What I mean by this is that today’s sell-off does not happen in a vacuum. On the contrary, thanks to the spread of the Internet and the rise to prominence of CNNfn and, above all, CNBC, the sell-off occurs with real-time commentary, real-time commentary that is already, almost before the fact, labeling what’s occurring as “a sell-off,” a “prelude to a correction,” or “the first prick of the tech-stock bubble.” And this is commentary that the investors who are making the decisions that will either continue or end the sell-off are hearing as they are trying to make those decisions. In other words, what the media is saying becomes part of the information that is influencing how stock prices are determined.

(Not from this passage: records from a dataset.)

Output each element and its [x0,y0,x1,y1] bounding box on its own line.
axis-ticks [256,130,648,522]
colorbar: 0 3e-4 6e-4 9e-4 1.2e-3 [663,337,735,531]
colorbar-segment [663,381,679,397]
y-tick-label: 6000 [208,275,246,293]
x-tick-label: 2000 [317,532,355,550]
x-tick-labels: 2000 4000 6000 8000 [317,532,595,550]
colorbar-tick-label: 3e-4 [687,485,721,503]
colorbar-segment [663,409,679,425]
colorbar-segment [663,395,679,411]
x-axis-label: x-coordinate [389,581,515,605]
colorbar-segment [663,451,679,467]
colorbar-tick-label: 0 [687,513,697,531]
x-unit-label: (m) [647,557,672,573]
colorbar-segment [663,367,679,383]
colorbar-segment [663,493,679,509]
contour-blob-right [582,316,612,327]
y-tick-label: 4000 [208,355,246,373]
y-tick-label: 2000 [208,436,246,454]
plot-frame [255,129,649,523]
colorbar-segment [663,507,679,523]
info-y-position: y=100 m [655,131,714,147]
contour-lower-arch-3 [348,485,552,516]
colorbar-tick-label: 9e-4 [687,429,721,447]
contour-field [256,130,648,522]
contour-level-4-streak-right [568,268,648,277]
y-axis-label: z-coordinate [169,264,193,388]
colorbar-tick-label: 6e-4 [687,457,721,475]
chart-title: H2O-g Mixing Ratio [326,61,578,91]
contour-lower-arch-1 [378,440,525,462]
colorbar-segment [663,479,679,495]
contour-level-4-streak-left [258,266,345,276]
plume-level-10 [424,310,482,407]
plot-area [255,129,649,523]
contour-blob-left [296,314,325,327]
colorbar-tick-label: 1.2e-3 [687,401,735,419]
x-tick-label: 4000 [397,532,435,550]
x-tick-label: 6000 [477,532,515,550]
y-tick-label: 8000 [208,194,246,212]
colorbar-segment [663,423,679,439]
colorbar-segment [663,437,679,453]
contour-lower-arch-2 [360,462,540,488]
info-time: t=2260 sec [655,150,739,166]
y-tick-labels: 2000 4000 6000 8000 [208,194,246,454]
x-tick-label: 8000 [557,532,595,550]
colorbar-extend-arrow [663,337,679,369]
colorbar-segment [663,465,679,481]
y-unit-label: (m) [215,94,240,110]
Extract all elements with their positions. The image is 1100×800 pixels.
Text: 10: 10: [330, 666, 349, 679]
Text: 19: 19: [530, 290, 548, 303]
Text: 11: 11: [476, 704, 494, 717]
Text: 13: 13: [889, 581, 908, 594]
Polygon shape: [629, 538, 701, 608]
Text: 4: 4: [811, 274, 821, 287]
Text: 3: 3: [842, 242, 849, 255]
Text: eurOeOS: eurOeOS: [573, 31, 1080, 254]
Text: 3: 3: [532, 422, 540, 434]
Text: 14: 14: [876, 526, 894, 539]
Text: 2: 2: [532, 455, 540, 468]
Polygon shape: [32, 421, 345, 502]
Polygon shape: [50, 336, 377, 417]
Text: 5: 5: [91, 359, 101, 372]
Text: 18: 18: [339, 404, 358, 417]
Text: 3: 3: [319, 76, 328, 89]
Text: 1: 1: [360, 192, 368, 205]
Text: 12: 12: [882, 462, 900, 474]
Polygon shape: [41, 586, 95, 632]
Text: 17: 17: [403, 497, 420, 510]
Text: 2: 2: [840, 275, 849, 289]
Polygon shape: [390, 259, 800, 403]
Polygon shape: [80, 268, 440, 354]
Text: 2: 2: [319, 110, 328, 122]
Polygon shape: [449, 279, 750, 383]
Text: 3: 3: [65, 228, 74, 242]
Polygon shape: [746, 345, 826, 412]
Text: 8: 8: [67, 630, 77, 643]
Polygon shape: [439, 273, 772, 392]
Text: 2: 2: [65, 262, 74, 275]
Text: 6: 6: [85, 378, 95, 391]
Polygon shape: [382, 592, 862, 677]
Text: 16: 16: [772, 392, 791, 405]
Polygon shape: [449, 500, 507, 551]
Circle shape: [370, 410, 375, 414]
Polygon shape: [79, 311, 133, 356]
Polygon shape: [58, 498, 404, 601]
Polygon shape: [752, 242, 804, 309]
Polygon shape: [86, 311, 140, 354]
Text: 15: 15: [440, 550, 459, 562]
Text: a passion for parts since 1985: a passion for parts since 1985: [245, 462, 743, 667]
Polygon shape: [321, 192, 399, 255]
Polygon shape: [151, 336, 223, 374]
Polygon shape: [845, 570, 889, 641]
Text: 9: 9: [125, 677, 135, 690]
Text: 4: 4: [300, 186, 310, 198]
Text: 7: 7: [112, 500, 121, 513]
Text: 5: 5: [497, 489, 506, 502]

This matters because the true magic of a market, as I’ve written about before, is the ability of its collective, but decentralized, intelligence to reach conclusions that are smarter–more accurate–than the conclusions any single member of the market could reach, which offers some evidence for this. That’s why markets are better at allocating capital and setting prices than any planning board ever could be. The problem is that most of the experimental evidence on collective decision-making shows that groups make better decisions when each member of the group reaches his or her decision independently of everyone else. In other words, it’s not through an open debate or an attempt to reach a consensus that the best conclusion is reached. It’s only through the aggregation of independent individual conclusions that it is.

But when CNBC is running a show called “Special: Tuesday’s Sell-off,” and its analysts are doing real-time commentary from the market floor talking about how “traders” are feeling, it becomes much harder for investors to reach an independent decision about the only question they should actually be considering: What are these stocks actually worth? This is, again, a signal-to-noise problem (see “Going Bananas Over Stock Splits“). The signal is material information about companies’ future earnings prospects, about interest rates, and about inflation. Noise is just about everything else. But in today’s media-saturated investing environment, the short-term noise can be overpoweringly loud.

In the long run, hard as it may be to believe, this does not matter. (Which is one reason why bubble talk is overblown.) But in the short run, it’s a recipe for increased volatility. So huge price swings are probably with us to stay. Yet another good reason not to adopt a trader’s mentality.